I actually into ob before there is mental expectation, roll on roll, 8 or 9 o'clock off work is also acceptable, I did not expect to really to do the project situation, every day in the early hours of the morning off work, I really fear that I do not know when it will die suddenly. 😂😂😂
ob is pretty much criticized by the gv$ob_sql_audit view, if there are a large number of things in the database inside the execution of the contents of this view will soon be brushed away, and do query analysis is very slow, just a predicate filtering statement is estimated to be executed for a few minutes to get the results, it is difficult to analyze the business interface in the end which thing is slow SQL.
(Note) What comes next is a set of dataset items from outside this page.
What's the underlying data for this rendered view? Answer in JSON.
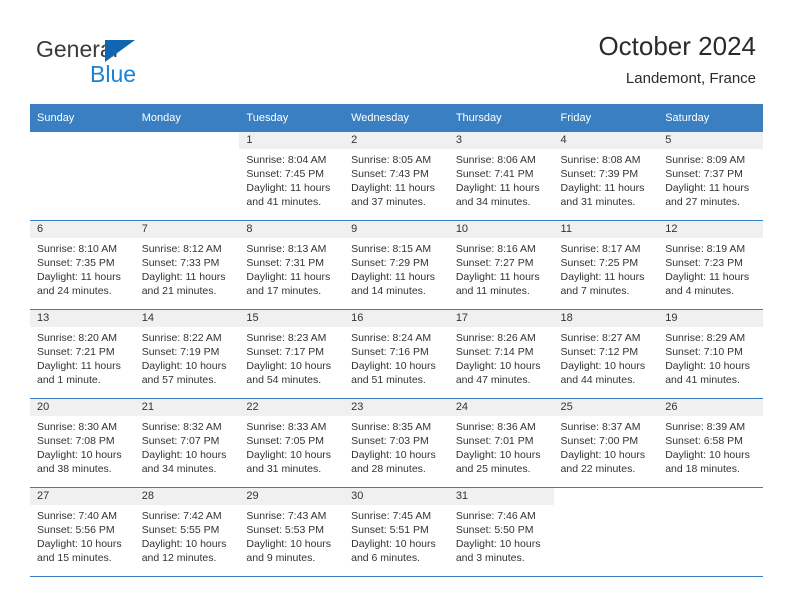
{
  "brand": {
    "name_top": "General",
    "name_bottom": "Blue",
    "accent_color": "#1b83d4",
    "triangle_color": "#1266b0"
  },
  "header": {
    "title": "October 2024",
    "subtitle": "Landemont, France"
  },
  "calendar": {
    "header_bg": "#3a7fc1",
    "daynum_bg": "#f0f0f0",
    "weekdays": [
      "Sunday",
      "Monday",
      "Tuesday",
      "Wednesday",
      "Thursday",
      "Friday",
      "Saturday"
    ],
    "weeks": [
      [
        {
          "day": "",
          "blank": true,
          "lines": []
        },
        {
          "day": "",
          "blank": true,
          "lines": []
        },
        {
          "day": "1",
          "lines": [
            "Sunrise: 8:04 AM",
            "Sunset: 7:45 PM",
            "Daylight: 11 hours",
            "and 41 minutes."
          ]
        },
        {
          "day": "2",
          "lines": [
            "Sunrise: 8:05 AM",
            "Sunset: 7:43 PM",
            "Daylight: 11 hours",
            "and 37 minutes."
          ]
        },
        {
          "day": "3",
          "lines": [
            "Sunrise: 8:06 AM",
            "Sunset: 7:41 PM",
            "Daylight: 11 hours",
            "and 34 minutes."
          ]
        },
        {
          "day": "4",
          "lines": [
            "Sunrise: 8:08 AM",
            "Sunset: 7:39 PM",
            "Daylight: 11 hours",
            "and 31 minutes."
          ]
        },
        {
          "day": "5",
          "lines": [
            "Sunrise: 8:09 AM",
            "Sunset: 7:37 PM",
            "Daylight: 11 hours",
            "and 27 minutes."
          ]
        }
      ],
      [
        {
          "day": "6",
          "lines": [
            "Sunrise: 8:10 AM",
            "Sunset: 7:35 PM",
            "Daylight: 11 hours",
            "and 24 minutes."
          ]
        },
        {
          "day": "7",
          "lines": [
            "Sunrise: 8:12 AM",
            "Sunset: 7:33 PM",
            "Daylight: 11 hours",
            "and 21 minutes."
          ]
        },
        {
          "day": "8",
          "lines": [
            "Sunrise: 8:13 AM",
            "Sunset: 7:31 PM",
            "Daylight: 11 hours",
            "and 17 minutes."
          ]
        },
        {
          "day": "9",
          "lines": [
            "Sunrise: 8:15 AM",
            "Sunset: 7:29 PM",
            "Daylight: 11 hours",
            "and 14 minutes."
          ]
        },
        {
          "day": "10",
          "lines": [
            "Sunrise: 8:16 AM",
            "Sunset: 7:27 PM",
            "Daylight: 11 hours",
            "and 11 minutes."
          ]
        },
        {
          "day": "11",
          "lines": [
            "Sunrise: 8:17 AM",
            "Sunset: 7:25 PM",
            "Daylight: 11 hours",
            "and 7 minutes."
          ]
        },
        {
          "day": "12",
          "lines": [
            "Sunrise: 8:19 AM",
            "Sunset: 7:23 PM",
            "Daylight: 11 hours",
            "and 4 minutes."
          ]
        }
      ],
      [
        {
          "day": "13",
          "lines": [
            "Sunrise: 8:20 AM",
            "Sunset: 7:21 PM",
            "Daylight: 11 hours",
            "and 1 minute."
          ]
        },
        {
          "day": "14",
          "lines": [
            "Sunrise: 8:22 AM",
            "Sunset: 7:19 PM",
            "Daylight: 10 hours",
            "and 57 minutes."
          ]
        },
        {
          "day": "15",
          "lines": [
            "Sunrise: 8:23 AM",
            "Sunset: 7:17 PM",
            "Daylight: 10 hours",
            "and 54 minutes."
          ]
        },
        {
          "day": "16",
          "lines": [
            "Sunrise: 8:24 AM",
            "Sunset: 7:16 PM",
            "Daylight: 10 hours",
            "and 51 minutes."
          ]
        },
        {
          "day": "17",
          "lines": [
            "Sunrise: 8:26 AM",
            "Sunset: 7:14 PM",
            "Daylight: 10 hours",
            "and 47 minutes."
          ]
        },
        {
          "day": "18",
          "lines": [
            "Sunrise: 8:27 AM",
            "Sunset: 7:12 PM",
            "Daylight: 10 hours",
            "and 44 minutes."
          ]
        },
        {
          "day": "19",
          "lines": [
            "Sunrise: 8:29 AM",
            "Sunset: 7:10 PM",
            "Daylight: 10 hours",
            "and 41 minutes."
          ]
        }
      ],
      [
        {
          "day": "20",
          "lines": [
            "Sunrise: 8:30 AM",
            "Sunset: 7:08 PM",
            "Daylight: 10 hours",
            "and 38 minutes."
          ]
        },
        {
          "day": "21",
          "lines": [
            "Sunrise: 8:32 AM",
            "Sunset: 7:07 PM",
            "Daylight: 10 hours",
            "and 34 minutes."
          ]
        },
        {
          "day": "22",
          "lines": [
            "Sunrise: 8:33 AM",
            "Sunset: 7:05 PM",
            "Daylight: 10 hours",
            "and 31 minutes."
          ]
        },
        {
          "day": "23",
          "lines": [
            "Sunrise: 8:35 AM",
            "Sunset: 7:03 PM",
            "Daylight: 10 hours",
            "and 28 minutes."
          ]
        },
        {
          "day": "24",
          "lines": [
            "Sunrise: 8:36 AM",
            "Sunset: 7:01 PM",
            "Daylight: 10 hours",
            "and 25 minutes."
          ]
        },
        {
          "day": "25",
          "lines": [
            "Sunrise: 8:37 AM",
            "Sunset: 7:00 PM",
            "Daylight: 10 hours",
            "and 22 minutes."
          ]
        },
        {
          "day": "26",
          "lines": [
            "Sunrise: 8:39 AM",
            "Sunset: 6:58 PM",
            "Daylight: 10 hours",
            "and 18 minutes."
          ]
        }
      ],
      [
        {
          "day": "27",
          "lines": [
            "Sunrise: 7:40 AM",
            "Sunset: 5:56 PM",
            "Daylight: 10 hours",
            "and 15 minutes."
          ]
        },
        {
          "day": "28",
          "lines": [
            "Sunrise: 7:42 AM",
            "Sunset: 5:55 PM",
            "Daylight: 10 hours",
            "and 12 minutes."
          ]
        },
        {
          "day": "29",
          "lines": [
            "Sunrise: 7:43 AM",
            "Sunset: 5:53 PM",
            "Daylight: 10 hours",
            "and 9 minutes."
          ]
        },
        {
          "day": "30",
          "lines": [
            "Sunrise: 7:45 AM",
            "Sunset: 5:51 PM",
            "Daylight: 10 hours",
            "and 6 minutes."
          ]
        },
        {
          "day": "31",
          "lines": [
            "Sunrise: 7:46 AM",
            "Sunset: 5:50 PM",
            "Daylight: 10 hours",
            "and 3 minutes."
          ]
        },
        {
          "day": "",
          "blank": true,
          "lines": []
        },
        {
          "day": "",
          "blank": true,
          "lines": []
        }
      ]
    ]
  }
}
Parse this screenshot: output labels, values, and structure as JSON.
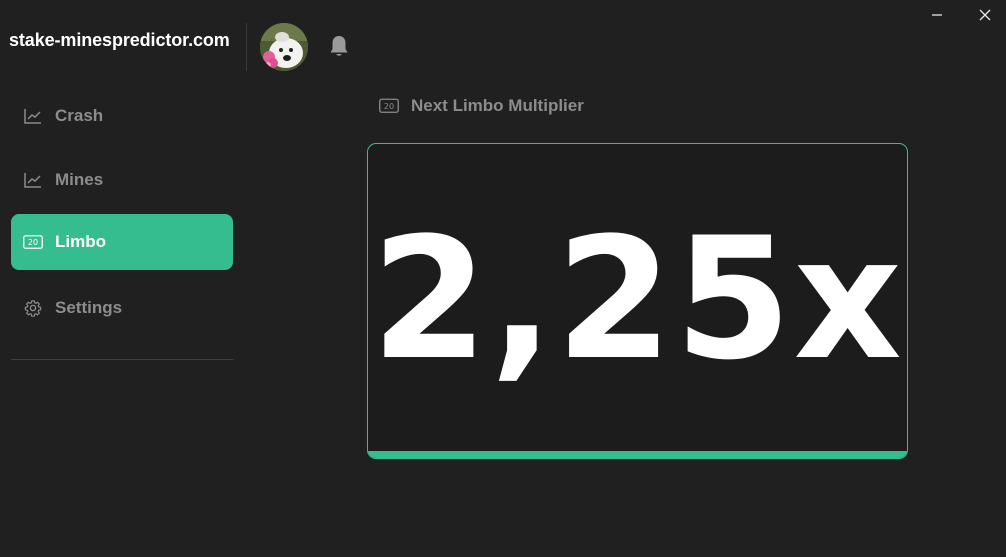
{
  "window": {
    "minimize_icon": "minimize-icon",
    "close_icon": "close-icon"
  },
  "header": {
    "site_title": "stake-minespredictor.com",
    "avatar_icon": "avatar",
    "bell_icon": "bell-icon"
  },
  "sidebar": {
    "items": [
      {
        "label": "Crash",
        "icon": "chart-line-icon",
        "active": false
      },
      {
        "label": "Mines",
        "icon": "chart-line-icon",
        "active": false
      },
      {
        "label": "Limbo",
        "icon": "limbo-20-icon",
        "icon_text": "20",
        "active": true
      },
      {
        "label": "Settings",
        "icon": "gear-icon",
        "active": false
      }
    ]
  },
  "main": {
    "section_title": "Next Limbo Multiplier",
    "section_icon_text": "20",
    "multiplier": "2,25x"
  },
  "colors": {
    "accent": "#36bd8f",
    "background": "#202020",
    "muted_text": "#8c8c8c",
    "text": "#ffffff"
  }
}
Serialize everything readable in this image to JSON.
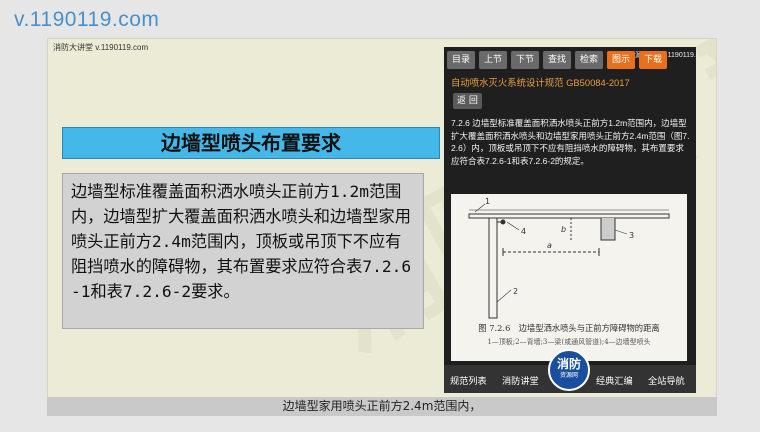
{
  "site_url": "v.1190119.com",
  "slide": {
    "header": "消防大讲堂 v.1190119.com",
    "watermark": "消防 資 龍",
    "title": "边墙型喷头布置要求",
    "content": "边墙型标准覆盖面积洒水喷头正前方1.2m范围内，边墙型扩大覆盖面积洒水喷头和边墙型家用喷头正前方2.4m范围内，顶板或吊顶下不应有阻挡喷水的障碍物，其布置要求应符合表7.2.6-1和表7.2.6-2要求。"
  },
  "panel": {
    "top_label": "消防资源网 www.1190119.com",
    "toolbar": [
      {
        "label": "目录",
        "active": false
      },
      {
        "label": "上节",
        "active": false
      },
      {
        "label": "下节",
        "active": false
      },
      {
        "label": "查找",
        "active": false
      },
      {
        "label": "检索",
        "active": false
      },
      {
        "label": "图示",
        "active": true
      },
      {
        "label": "下载",
        "active": true
      }
    ],
    "doc_title": "自动喷水灭火系统设计规范 GB50084-2017",
    "back_label": "返 回",
    "doc_text": "7.2.6 边墙型标准覆盖面积洒水喷头正前方1.2m范围内，边墙型扩大覆盖面积洒水喷头和边墙型家用喷头正前方2.4m范围（图7.2.6）内，顶板或吊顶下不应有阻挡喷水的障碍物，其布置要求应符合表7.2.6-1和表7.2.6-2的规定。",
    "figure": {
      "labels": [
        "1",
        "2",
        "3",
        "4",
        "a",
        "b"
      ],
      "caption": "图 7.2.6　边墙型洒水喷头与正前方障碍物的距离",
      "legend": "1—顶板;2—背墙;3—梁(或通风管道);4—边墙型喷头"
    },
    "bottom_nav": [
      "规范列表",
      "消防讲堂",
      "经典汇编",
      "全站导航"
    ],
    "logo": {
      "main": "消防",
      "sub": "资源网"
    }
  },
  "subtitle": "边墙型家用喷头正前方2.4m范围内，",
  "colors": {
    "accent": "#e8701c",
    "title_bg": "#45b8ea",
    "url": "#4a90c8",
    "logo": "#1a4fa0"
  }
}
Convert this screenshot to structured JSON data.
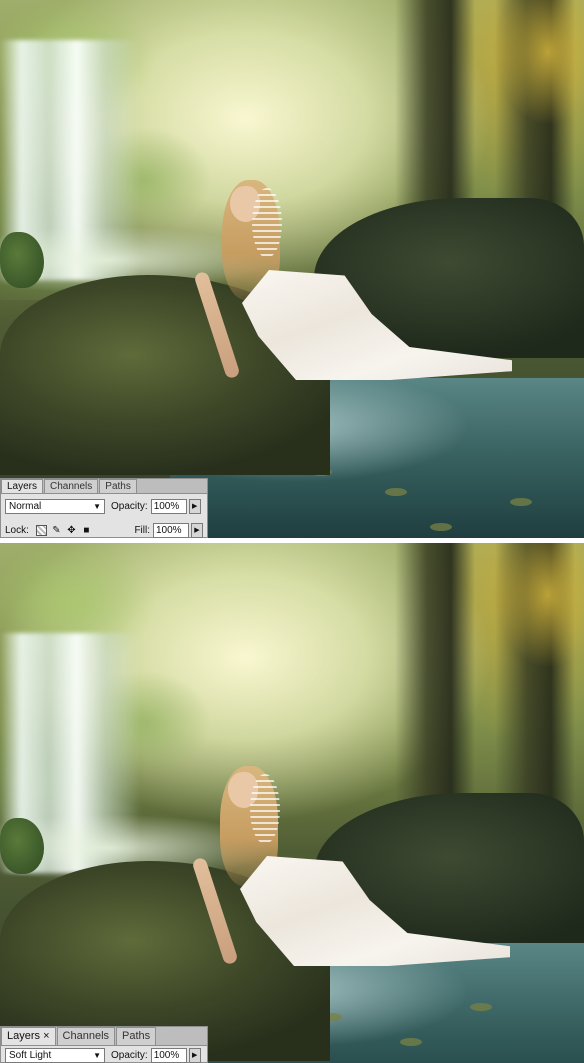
{
  "panel_top": {
    "tabs": [
      "Layers",
      "Channels",
      "Paths"
    ],
    "blend_mode": "Normal",
    "opacity_label": "Opacity:",
    "opacity_value": "100%",
    "lock_label": "Lock:",
    "fill_label": "Fill:",
    "fill_value": "100%"
  },
  "panel_bottom": {
    "tabs": [
      "Layers",
      "Channels",
      "Paths"
    ],
    "close_glyph": "×",
    "blend_mode": "Soft Light",
    "opacity_label": "Opacity:",
    "opacity_value": "100%"
  },
  "icons": {
    "dropdown": "chevron-down-icon",
    "stepper": "chevron-right-icon",
    "lock_transparent": "lock-transparent-pixels-icon",
    "lock_image": "brush-icon",
    "lock_position": "move-icon",
    "lock_all": "lock-icon"
  },
  "colors": {
    "panel_bg": "#e3e3e3",
    "divider": "#ffffff"
  }
}
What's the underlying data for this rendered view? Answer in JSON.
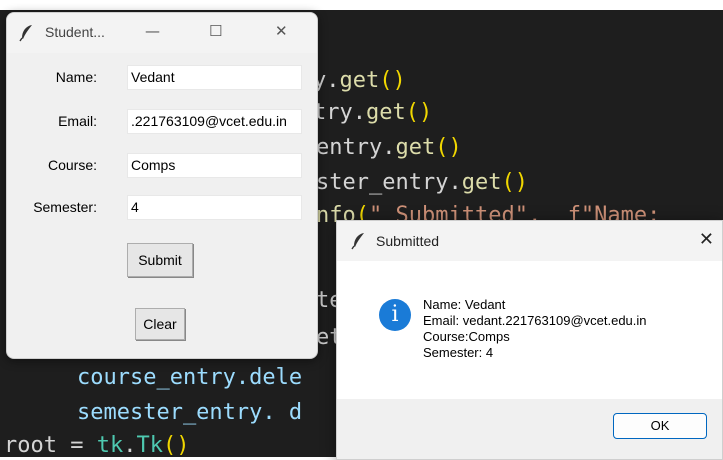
{
  "editor": {
    "lines": [
      {
        "plain": "y.",
        "func": "get",
        "paren": "()"
      },
      {
        "plain": "try.",
        "func": "get",
        "paren": "()"
      },
      {
        "plain": "entry.",
        "func": "get",
        "paren": "()"
      },
      {
        "plain": "ster_entry.",
        "func": "get",
        "paren": "()"
      },
      {
        "plain": "nfo",
        "paren": "(",
        "str": "\"_Submitted\"",
        "tail": ",  f\"Name:"
      },
      {
        "plain": "te"
      },
      {
        "plain": "et"
      },
      {
        "plain": "    course_entry.dele"
      },
      {
        "plain": "    semester_entry. d"
      },
      {
        "plain": "root = ",
        "teal": "tk",
        "dot": ".",
        "teal2": "Tk",
        "paren": "()"
      }
    ]
  },
  "main_window": {
    "title": "Student...",
    "minimize": "—",
    "maximize": "☐",
    "close": "✕",
    "name_label": "Name:",
    "name_value": "Vedant",
    "email_label": "Email:",
    "email_value": ".221763109@vcet.edu.in",
    "course_label": "Course:",
    "course_value": "Comps",
    "semester_label": "Semester:",
    "semester_value": "4",
    "submit_label": "Submit",
    "clear_label": "Clear"
  },
  "message_box": {
    "title": "Submitted",
    "close": "✕",
    "icon_glyph": "i",
    "lines": [
      "Name: Vedant",
      "Email: vedant.221763109@vcet.edu.in",
      "Course:Comps",
      "Semester: 4"
    ],
    "ok_label": "OK"
  },
  "colors": {
    "editor_bg": "#1e1e1e",
    "info_blue": "#1a7bd7",
    "ok_border": "#0067c0"
  }
}
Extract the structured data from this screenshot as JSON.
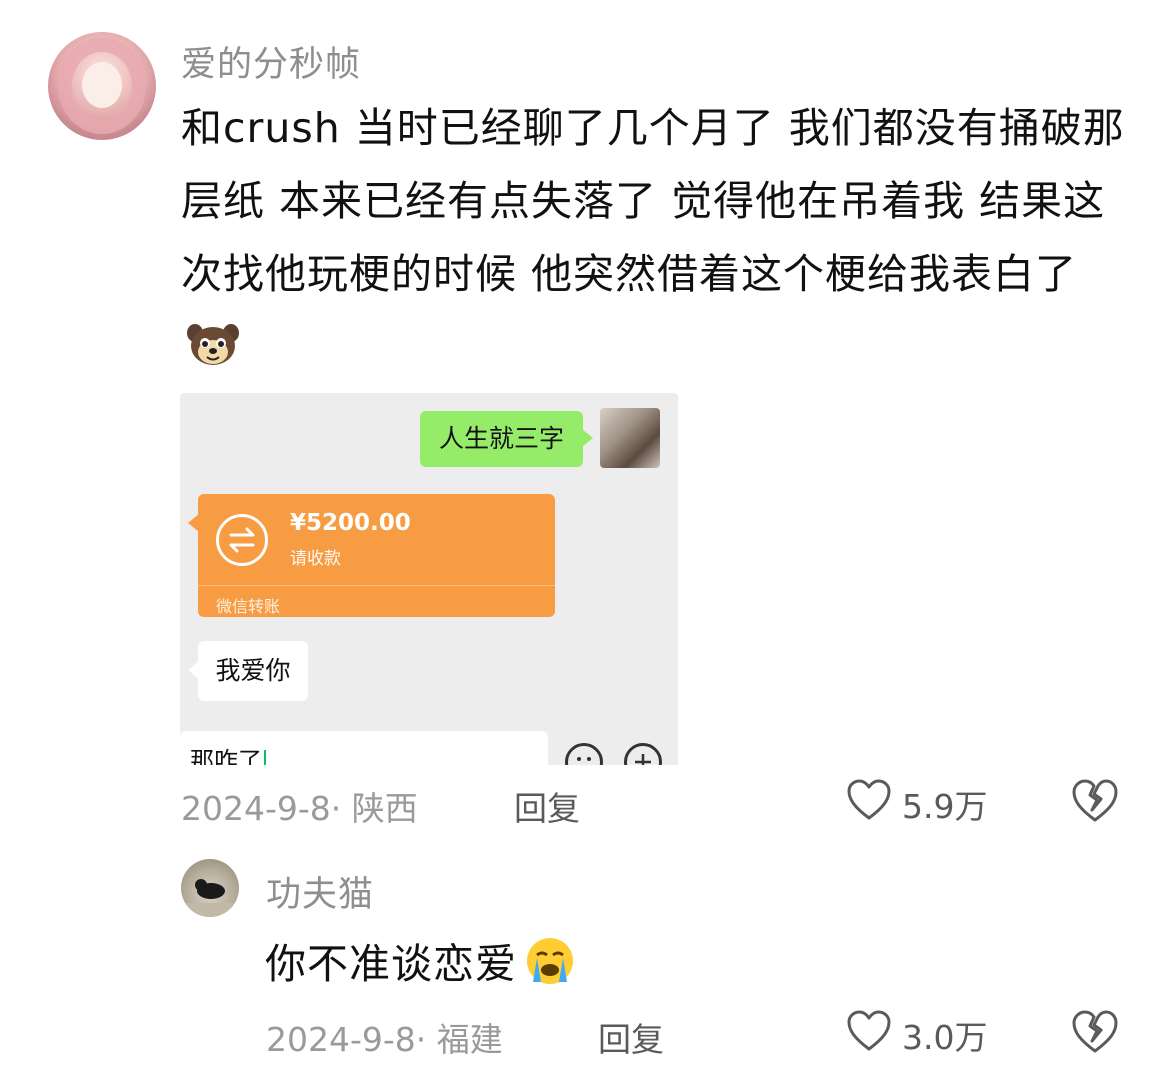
{
  "comment1": {
    "username": "爱的分秒帧",
    "text": "和crush 当时已经聊了几个月了 我们都没有捅破那层纸 本来已经有点失落了 觉得他在吊着我 结果这次找他玩梗的时候 他突然借着这个梗给我表白了",
    "emoji": "dog-emoji",
    "date_location": "2024-9-8· 陕西",
    "reply_label": "回复",
    "likes": "5.9万",
    "screenshot": {
      "sent_message": "人生就三字",
      "transfer_amount": "¥5200.00",
      "transfer_status": "请收款",
      "transfer_source": "微信转账",
      "received_message": "我爱你",
      "input_text": "那咋了"
    }
  },
  "comment2": {
    "username": "功夫猫",
    "text": "你不准谈恋爱",
    "emoji": "crying-face-emoji",
    "date_location": "2024-9-8· 福建",
    "reply_label": "回复",
    "likes": "3.0万"
  },
  "colors": {
    "wechat_green": "#95ec69",
    "transfer_orange": "#f79c42",
    "meta_gray": "#9a9a9a"
  }
}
Although the ob_sql_audit_percentage parameter can be adjusted through the gv$ob_sql_audit view of the saved content, but if the continuous high concurrency pressure test case, the same will also be inside the content of the very fast refresh, so we need to gv$ob_sql_audit data persistence to the data table inside, add appropriate indexes used to analyze the server layer different scenarios business interface sql statement, in the end slow in which link, to target tuning.
So I went to the site to understand the situation, spend half a day writing and debugging extract_sqlaudit_proc this procedure to help me grab the server layer data, this process subsequently help me analyze the performance of different scenarios to save a lot of effort.
1, xz_sql_audit table, extract_sqlaudit_proc process code
Key Note: This option is only available on oracle tenants.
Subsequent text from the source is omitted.